Still In Transition, and It’s OK.

After about 7 or so weeks I felt I needed a reminder, and maybe you find yourself needing one, too. I needed to remember that churches that welcomed new pastors in July, such as Hillsboro UMC, take at least 6 months to a year to complete this transition. There are new personalities for both the pastor, and the congregation, to learn.  There are new ways of doing things that may be different for both the pastor and the congregation.  However, as United Methodists, we embrace the gifts that come with change… gifts that a new pastor brings that address the church needs in this particular time.  Gifts that a congregation brings to a pastor and his/her family’s journey.  Especially after a long-term pastorate, it can take 6-12 months for a congregation and pastor to journey together, trust each other, and hopefully find ourselves in deeper relationship with one another and with Christ. Living through a transition from a long term appointment brings a need for extra patience and grace from everyone.

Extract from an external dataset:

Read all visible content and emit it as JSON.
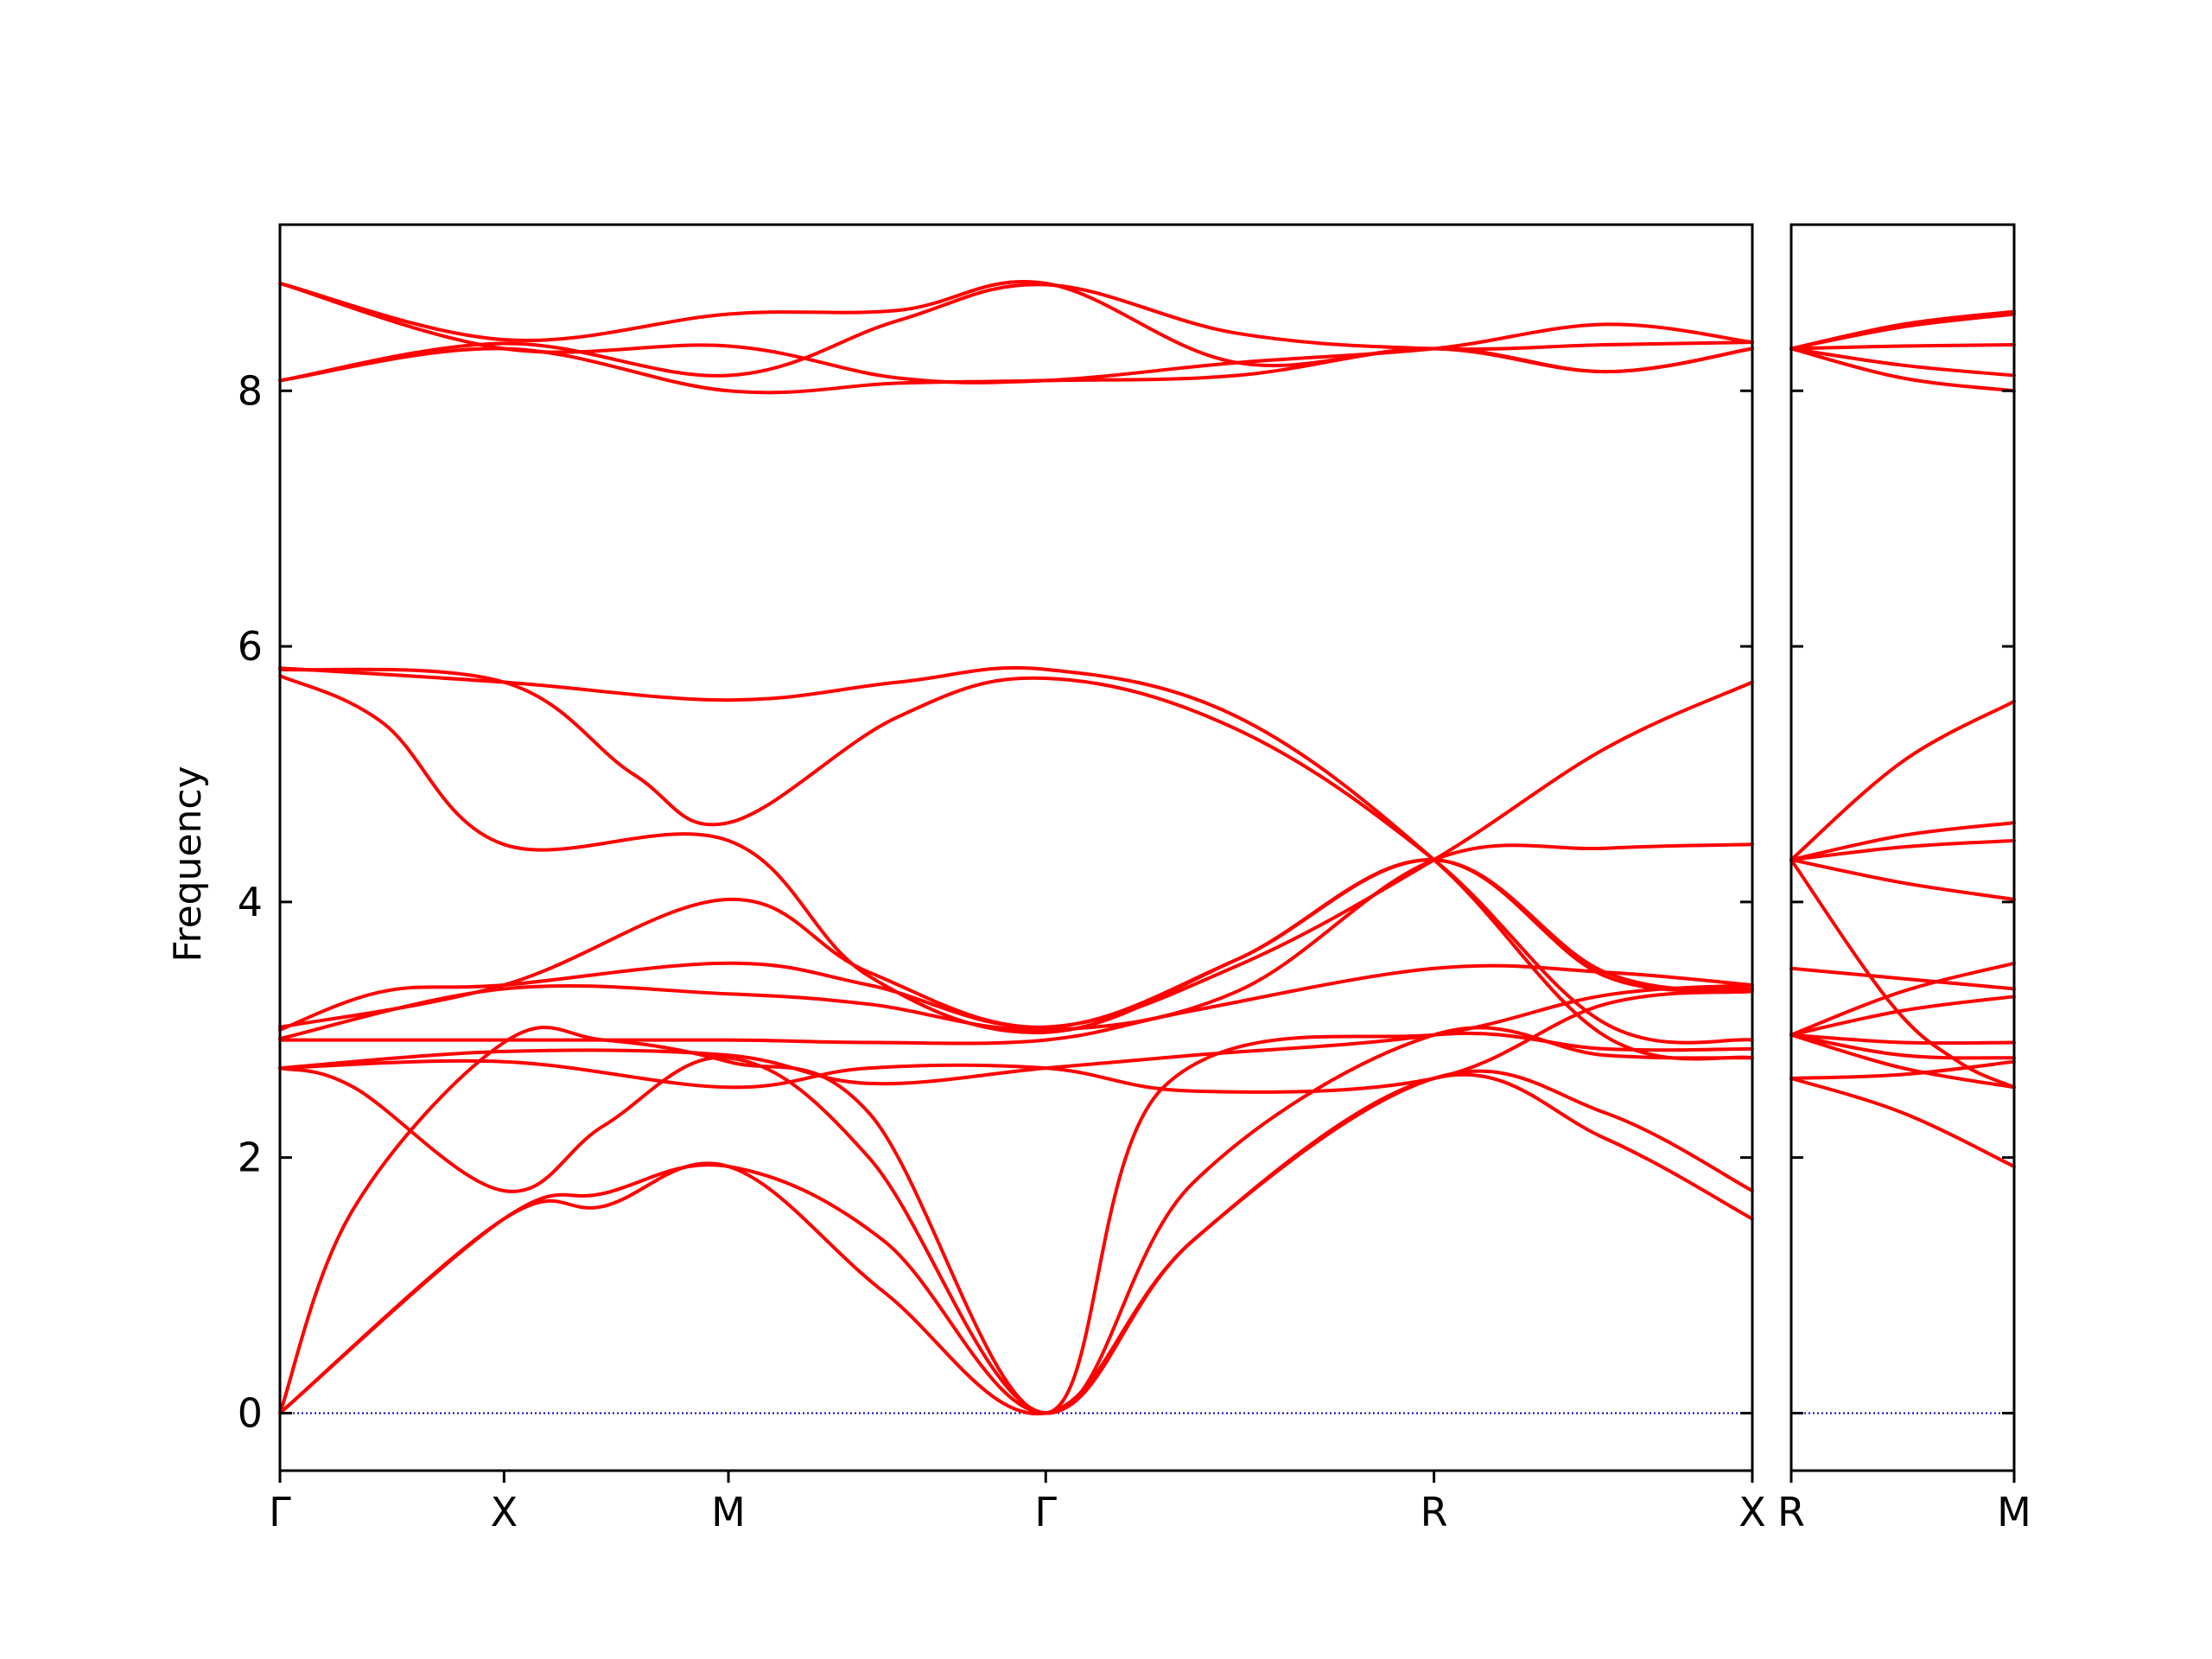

So, I wanted to paste part of an article below from United Methodist Communications. Its a good reminder for me and allows me to give myself some grace because I tend to beat myself up over mistakes, which are inevitable. Also, I hope it will allow you assurance that anything that currently feels awkward is pretty natural and it will pass over the course of the first year.

I am well aware that I have not had time to give my undivided attention to people on an individual basis yet. That will happen more and more as the fall begins. I appreciate your patience.

I will be having another Meet and Greet in the sanctuary on Wednesday, Sept 6, from 5pm-6pm. Come ask questions. Get to know me more and allow me some time with you that is set aside and free of distractions. I will talk about things I am working on and things I have discovered. There will be a signup at the Lobby Desk.

Enjoy the article below taken from a larger article at

We’re getting a new pastor! What can I do?

Take initiative. Attend a meet-and-greet, join the pastor’s Bible study, or invite her/him to coffee. “Make the effort to get to know the pastor,” Kaylor recommends, “because he or she is not going to have time to invest in every single parishioner—particularly in a large church—in the way that they would like to. So take the initiative to go be with the pastor… That’s really, really critical.”

Resist quick judgements. Stressed, tired, nervous, uncertain, worried—your new pastor is feeling all of this and more. Look “beyond first impressions because sometimes that first impression can be difficult,” Kaylor cautions. “Extending grace…is absolutely critical, and saying we’re going to give this time and we’re going to really invest in getting to know this pastor and so learn how we can be in ministry together.”

Expect the best. Things are changing. This is a new season in ministry. “Ask yourself as a congregation member,” Kaylor suggests, “What gifts do I have that I can invest in the success of this new season of ministry?”

That is always the goal. We strive for the success of our ministry together as pastor and congregation, so that, as our ritual for welcoming new members concludes, “in everything God may be glorified through Jesus Christ.”